People have been monitoring the air for a long time in order to detect what is present. This is used to do pollen counts and tell you when your hay fever will be at its worst. However, this technology can also be used to tell us exactly when and what type of fungal spores are in the air (Van der Heyden et al., 2021). In the older days it would require a lot of very specialized people to sit there and do it through a microscope however now it has been made easier and quicker by the molecular technologies previously mentioned. The molecular technologies have made the process faster and require less specialization allowing more people to analyse the samples collected. Through this innovation it allowed scientists to monitor real time not only what pollen is present but also what harmful fungal pathogens are present in the air that can infect and decimate the crops. This method has been successfully used to in the UK currently to inform farmers of the high-risk periods of Sclerotinia sclerotiorum infection in oilseed rape (https://ahdb.org.uk/sclerotinia-infection-risk-alerts-for-oilseed-rape ). A nasty fungal disease which will show symptoms on the plant only when it is to late to do anything about it.
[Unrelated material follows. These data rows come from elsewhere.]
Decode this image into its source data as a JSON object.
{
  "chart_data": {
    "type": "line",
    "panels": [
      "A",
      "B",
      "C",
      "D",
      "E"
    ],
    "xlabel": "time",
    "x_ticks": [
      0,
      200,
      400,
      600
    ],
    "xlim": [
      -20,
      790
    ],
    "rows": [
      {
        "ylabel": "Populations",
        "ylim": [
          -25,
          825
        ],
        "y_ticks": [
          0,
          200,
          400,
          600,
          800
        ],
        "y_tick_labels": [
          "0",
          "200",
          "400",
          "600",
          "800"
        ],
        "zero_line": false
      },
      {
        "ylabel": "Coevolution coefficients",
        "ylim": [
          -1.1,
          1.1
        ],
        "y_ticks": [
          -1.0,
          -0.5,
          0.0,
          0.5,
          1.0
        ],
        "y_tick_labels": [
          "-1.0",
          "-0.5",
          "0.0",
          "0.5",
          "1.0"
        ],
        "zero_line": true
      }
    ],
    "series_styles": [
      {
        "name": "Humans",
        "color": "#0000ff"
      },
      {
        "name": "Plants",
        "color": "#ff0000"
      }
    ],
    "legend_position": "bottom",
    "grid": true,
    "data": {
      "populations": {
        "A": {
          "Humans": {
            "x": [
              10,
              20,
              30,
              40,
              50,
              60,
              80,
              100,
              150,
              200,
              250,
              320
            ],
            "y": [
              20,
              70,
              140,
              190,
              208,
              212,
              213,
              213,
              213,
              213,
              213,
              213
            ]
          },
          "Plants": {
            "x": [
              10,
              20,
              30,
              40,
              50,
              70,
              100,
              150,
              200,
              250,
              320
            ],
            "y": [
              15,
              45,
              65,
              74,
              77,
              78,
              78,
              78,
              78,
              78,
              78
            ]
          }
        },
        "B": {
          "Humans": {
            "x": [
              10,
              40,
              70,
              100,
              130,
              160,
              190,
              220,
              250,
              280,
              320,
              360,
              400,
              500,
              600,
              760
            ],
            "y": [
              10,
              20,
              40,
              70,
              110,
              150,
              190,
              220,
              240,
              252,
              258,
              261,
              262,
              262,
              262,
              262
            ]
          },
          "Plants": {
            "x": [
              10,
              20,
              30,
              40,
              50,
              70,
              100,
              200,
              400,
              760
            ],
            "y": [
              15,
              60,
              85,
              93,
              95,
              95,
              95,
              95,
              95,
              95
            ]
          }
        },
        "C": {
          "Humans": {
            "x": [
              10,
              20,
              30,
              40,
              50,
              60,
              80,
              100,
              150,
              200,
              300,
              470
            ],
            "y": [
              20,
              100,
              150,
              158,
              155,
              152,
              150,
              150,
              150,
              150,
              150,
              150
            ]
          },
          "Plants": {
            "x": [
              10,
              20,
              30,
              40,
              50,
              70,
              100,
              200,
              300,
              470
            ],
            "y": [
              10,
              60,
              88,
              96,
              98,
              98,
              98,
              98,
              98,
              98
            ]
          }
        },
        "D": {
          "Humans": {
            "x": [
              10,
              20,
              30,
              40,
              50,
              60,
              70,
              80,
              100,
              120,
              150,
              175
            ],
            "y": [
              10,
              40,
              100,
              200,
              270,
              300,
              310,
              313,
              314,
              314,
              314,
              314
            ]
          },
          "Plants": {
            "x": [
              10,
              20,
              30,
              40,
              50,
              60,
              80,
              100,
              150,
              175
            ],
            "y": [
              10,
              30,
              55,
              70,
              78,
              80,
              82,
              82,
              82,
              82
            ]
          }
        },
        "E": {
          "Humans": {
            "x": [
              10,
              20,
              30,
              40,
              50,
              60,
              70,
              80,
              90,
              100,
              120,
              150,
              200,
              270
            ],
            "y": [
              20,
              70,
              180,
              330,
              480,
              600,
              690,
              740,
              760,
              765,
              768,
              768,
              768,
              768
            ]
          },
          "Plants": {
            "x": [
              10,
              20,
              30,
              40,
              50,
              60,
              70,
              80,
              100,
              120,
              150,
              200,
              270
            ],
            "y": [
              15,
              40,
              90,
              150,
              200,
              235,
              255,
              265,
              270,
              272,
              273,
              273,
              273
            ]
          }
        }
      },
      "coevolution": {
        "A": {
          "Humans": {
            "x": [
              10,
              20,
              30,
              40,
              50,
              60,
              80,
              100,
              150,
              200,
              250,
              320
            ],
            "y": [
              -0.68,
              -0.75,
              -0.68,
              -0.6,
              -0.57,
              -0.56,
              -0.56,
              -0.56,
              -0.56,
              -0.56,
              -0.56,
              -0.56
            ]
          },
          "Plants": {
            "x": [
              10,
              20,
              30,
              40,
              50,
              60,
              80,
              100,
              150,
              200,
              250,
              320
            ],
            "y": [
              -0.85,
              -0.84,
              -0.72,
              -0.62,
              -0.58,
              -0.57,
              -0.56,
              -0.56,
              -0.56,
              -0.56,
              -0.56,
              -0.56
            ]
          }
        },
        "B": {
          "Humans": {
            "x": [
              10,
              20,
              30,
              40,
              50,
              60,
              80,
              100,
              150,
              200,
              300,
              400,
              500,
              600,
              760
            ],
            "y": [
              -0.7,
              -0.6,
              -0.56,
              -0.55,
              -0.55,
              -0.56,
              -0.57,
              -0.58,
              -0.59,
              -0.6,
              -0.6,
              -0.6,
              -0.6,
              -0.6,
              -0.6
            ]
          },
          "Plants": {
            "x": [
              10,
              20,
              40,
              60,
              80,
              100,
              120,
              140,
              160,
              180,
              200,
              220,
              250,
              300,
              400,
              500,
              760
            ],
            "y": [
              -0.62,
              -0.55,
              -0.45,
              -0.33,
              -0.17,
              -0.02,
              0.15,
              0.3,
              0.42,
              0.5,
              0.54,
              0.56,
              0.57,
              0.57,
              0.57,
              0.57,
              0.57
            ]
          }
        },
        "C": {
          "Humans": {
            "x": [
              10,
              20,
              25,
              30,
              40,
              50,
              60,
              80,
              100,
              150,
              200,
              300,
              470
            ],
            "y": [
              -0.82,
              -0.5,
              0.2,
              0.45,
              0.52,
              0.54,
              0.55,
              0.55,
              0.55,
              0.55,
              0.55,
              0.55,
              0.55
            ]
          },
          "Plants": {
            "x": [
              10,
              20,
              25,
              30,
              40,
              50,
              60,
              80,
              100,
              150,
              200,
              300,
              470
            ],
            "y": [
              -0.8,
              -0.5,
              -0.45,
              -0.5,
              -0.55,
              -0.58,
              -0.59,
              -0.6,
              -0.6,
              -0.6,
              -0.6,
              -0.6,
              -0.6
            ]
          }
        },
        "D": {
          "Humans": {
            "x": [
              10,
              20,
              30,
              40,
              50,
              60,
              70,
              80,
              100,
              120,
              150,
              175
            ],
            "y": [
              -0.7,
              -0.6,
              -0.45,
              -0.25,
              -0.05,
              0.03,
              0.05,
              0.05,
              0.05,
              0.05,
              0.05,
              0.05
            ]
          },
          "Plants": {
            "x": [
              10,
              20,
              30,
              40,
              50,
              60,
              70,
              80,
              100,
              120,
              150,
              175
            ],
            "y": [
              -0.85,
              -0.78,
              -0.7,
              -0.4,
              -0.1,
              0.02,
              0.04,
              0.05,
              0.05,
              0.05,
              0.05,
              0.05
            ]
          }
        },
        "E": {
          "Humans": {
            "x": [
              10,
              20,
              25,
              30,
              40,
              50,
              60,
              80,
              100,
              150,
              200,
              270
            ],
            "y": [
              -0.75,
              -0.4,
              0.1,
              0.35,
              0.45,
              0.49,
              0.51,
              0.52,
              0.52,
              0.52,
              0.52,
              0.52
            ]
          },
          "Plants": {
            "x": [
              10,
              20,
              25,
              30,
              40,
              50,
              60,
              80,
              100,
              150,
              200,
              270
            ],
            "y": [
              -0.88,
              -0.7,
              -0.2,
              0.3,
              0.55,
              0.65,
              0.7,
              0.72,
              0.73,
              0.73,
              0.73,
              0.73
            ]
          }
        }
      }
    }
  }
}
Even though this technology is fantastic to use it still has several setbacks. First, it relies on what molecular technologies have been designed for a specific pathogen. Some pathogens are not that widely researched so no such molecular techniques have been created. This is a growing field so more and more such molecular tools are produced each year for fungal pathogens. The second setback is the fact that these technologies only work with fungal diseases, that at one point in their life, will be present in the air. Some fungal diseases don’t have a period where they are present in the air and instead like to lurk in the soils. These fungal diseases will not be detected by these techniques that samples the air. The last major set-back is that the equipment used to sample the air is reliant on people who need to analyse the samples. Currently all the samples produced with the air sampling equipment need to be taken to the lab and processed there. This gives a certain time gap between which the pathogen might be spreading through the crop and the growers won’t know about it. If doing real-time monitoring the maximum time set-back would be approximately 15 days. The next step would be to develop an air sampling equipment that would be able to collect the samples and do the analysis on-site without the need of a lab or people and send the results to the growers informing them of the presence and quantity of dangerous fungal diseases in the air.
Looking at the current day technology we can say that yes, the air can inform farmers when to apply crop protective product. However, the cost at which it is done is very great and even real-time monitoring takes time. This technology has all the potential to be used in wider applications but for it to be used widely used and integrated with the decisions that growers take to spray their crop the previously mentioned down-sides must be ironed out. This is in part what my PhD project is about. To work on improving the technology by developing new molecular techniques and working to improve the speed at which real time monitoring can be done.
Singh, V., Sharma, N. and Singh, S., 2020. A review of imaging techniques for plant disease detection. Artificial Intelligence in Agriculture, 4, pp.229-242.
Van der Heyden, H., Dutilleul, P., Charron, J., Bilodeau, G. and Carisse, O., 2021. Monitoring airborne inoculum for improved plant disease management. A review. Agronomy for Sustainable Development, 41(3).